Shifting Direction

Posted by Donna on 9:31 PM with No comments
I think I have sewing ADD.

Since starting my 1770's stays in December, I've also started a 1780 hybrid stays pattern, modified a Victorian walking skirt pattern to be wearable as 21st century office attire, am working on my English gown, the petticoat is waiting to be hemmed and I recently bought material from William Booth for my bed jacket. The 1770's stays need binding and lining, the English gown is on hold until the second half of the workshop (in March) and the petticoat can't be hemmed until I finish the gown. The 1780 hybrid stays were a test pattern, and while they are the only piece I've completed, they need adjustment in the bust and under the arms. Like I said, test pattern, but that hasn't stopped me from thinking about pulling out some material and whipping up another version.

[Whipping up, she says, as though a new pair of stays is something that can be done in a few hours!]

With a trunk full of material and several more patterns waiting in the wings (in addition to the bed gown), I decided to take a step back and shift direction. Literally.

My shift pattern kit, another offering from Larkin & Smith, came complete with pre-cut linen material, linen thread, a beeswax cake and instructions. Rather than obsess over my English gown and the growing list of patterns I've squirreled away and those I'd love to purchase, I turned to the simple shift for something close to hand sewing's version of immediate gratification.

The shift was the first of the layers garments that built the shape of 1770's feminine fashion. Loose fitting, about knee length and made of linen for durability, the shift was a utility garment worn by day under clothing and by night to sleep in. Standard construction was as simple as its use: felled seams, precise hand-stitching (8-10 stitches per inch using linen thread), underarm gussets. The pieces of the garment were rectangles or squares, except the triangular gores attached for fullness at the hem, were judiciously cut from a single piece of the precious fabric to avoid waste. In the days when fashionable outer garments were rarely washable and a bath more of a luxury than the course of daily hygiene, the shift kept sweat and body oils from ruining the expensive gowns.

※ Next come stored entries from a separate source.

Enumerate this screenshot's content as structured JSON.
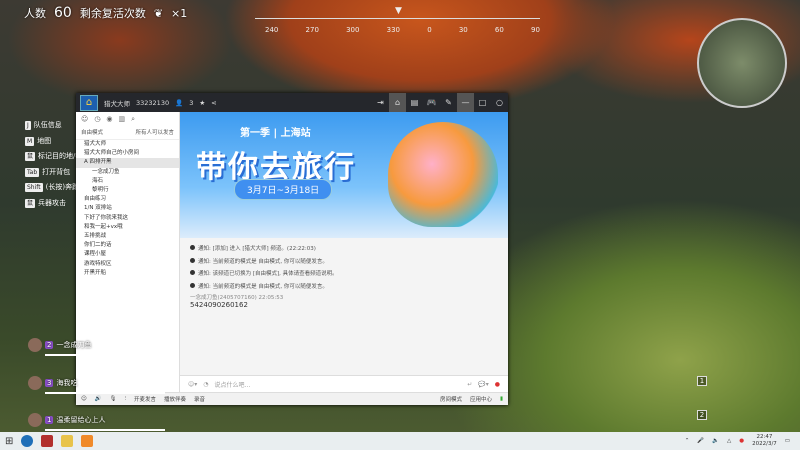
{
  "hud": {
    "players_label": "人数",
    "players": "60",
    "revive_label": "剩余复活次数",
    "revive_count": "×1"
  },
  "compass": {
    "ticks": [
      "240",
      "270",
      "300",
      "330",
      "0",
      "30",
      "60",
      "90"
    ]
  },
  "hints": [
    {
      "key": "J",
      "label": "队伍信息"
    },
    {
      "key": "M",
      "label": "地图"
    },
    {
      "key": "鼠",
      "label": "标记目的地/物"
    },
    {
      "key": "Tab",
      "label": "打开背包"
    },
    {
      "key": "Shift",
      "label": "(长按)奔跑"
    },
    {
      "key": "鼠",
      "label": "兵器攻击"
    }
  ],
  "yy": {
    "title": "猎犬大师",
    "room_id": "33232130",
    "online": "3",
    "left": {
      "mode": "自由模式",
      "hint": "所有人可以发言",
      "items": [
        {
          "label": "猎犬大师",
          "cls": ""
        },
        {
          "label": "猎犬大师自己的小房间",
          "cls": ""
        },
        {
          "label": "A 四排开黑",
          "cls": "sel"
        },
        {
          "label": "一念成刀鱼",
          "cls": "sub"
        },
        {
          "label": "海石",
          "cls": "sub"
        },
        {
          "label": "黎明行",
          "cls": "sub"
        },
        {
          "label": "自由练习",
          "cls": ""
        },
        {
          "label": "1/N 双排站",
          "cls": ""
        },
        {
          "label": "下好了你就来我这",
          "cls": ""
        },
        {
          "label": "和我一起+vx哦",
          "cls": ""
        },
        {
          "label": "五排挑战",
          "cls": ""
        },
        {
          "label": "你们二的话",
          "cls": ""
        },
        {
          "label": "课程小屋",
          "cls": ""
        },
        {
          "label": "游戏特权区",
          "cls": ""
        },
        {
          "label": "开黑开船",
          "cls": ""
        }
      ]
    },
    "banner": {
      "season": "第一季 | 上海站",
      "title": "带你去旅行",
      "dates": "3月7日~3月18日"
    },
    "chat": [
      "通知: [添加] 进入 [猎犬大师] 频道。(22:22:03)",
      "通知: 当前频道的模式是 自由模式, 你可以随便发言。",
      "通知: 该频道已切换为 [自由模式], 具体请查看频道说明。",
      "通知: 当前频道的模式是 自由模式, 你可以随便发言。"
    ],
    "message": {
      "sender": "一念成刀鱼(2405707160) 22:05:53",
      "text": "5424090260162"
    },
    "input_placeholder": "说点什么吧...",
    "bottom": {
      "music": "播放伴奏",
      "record": "录音",
      "settings": "房间模式",
      "app_center": "应用中心",
      "voice": "开麦发言"
    }
  },
  "feed": [
    {
      "name": "一念成刀鱼",
      "badge": "2"
    },
    {
      "name": "海我吃",
      "badge": "3"
    },
    {
      "name": "温柔留给心上人",
      "badge": "1"
    }
  ],
  "markers": [
    "1",
    "2"
  ],
  "tray": {
    "time": "22:47",
    "date": "2022/3/7"
  }
}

Eighteenth century shifts were carefully cut from linen woven for that specific purpose; the selvedges an important part of the garment's construction. Ads or fabric inventories from the era promote Irish linen sold as "3-4, 7-8 and yard wide," meaning ¾ yard wide (27"), 7/8 yard wide (31.5") or 36" wide (yard). Robert Ruggles posted an advertisement in the June 30, 1774 edition of the Massachusetts Spy advertising "linnens" and other sundry for sale.

Because shifts were well-used, very few 18th century examples survive. Paintings and prints provide glimpse of the edges of the shifts, and documents only mention them in passing. The 1789 sewing manual, Instructions for Cutting Out Apparel for the Poor, provides information on sizing, materials and patterns for linen shifts, as well as aprons, petticoats, stays, cloaks, bonnets, caps, gowns and more. The manual, published in London, also provides information on the "expence of cloathing" for poor men, women, children and infants.

So, I'm stitching my shift, determined to finish it before the weekend when I'll pull out my new Tow & White striped linen, just arrived from William Booth, Draper, and start the bed gown. And I'll ignore my hubby when he tells me that if I don't start to watch the "expence of my cloathing", I'm going to put us in the poor house!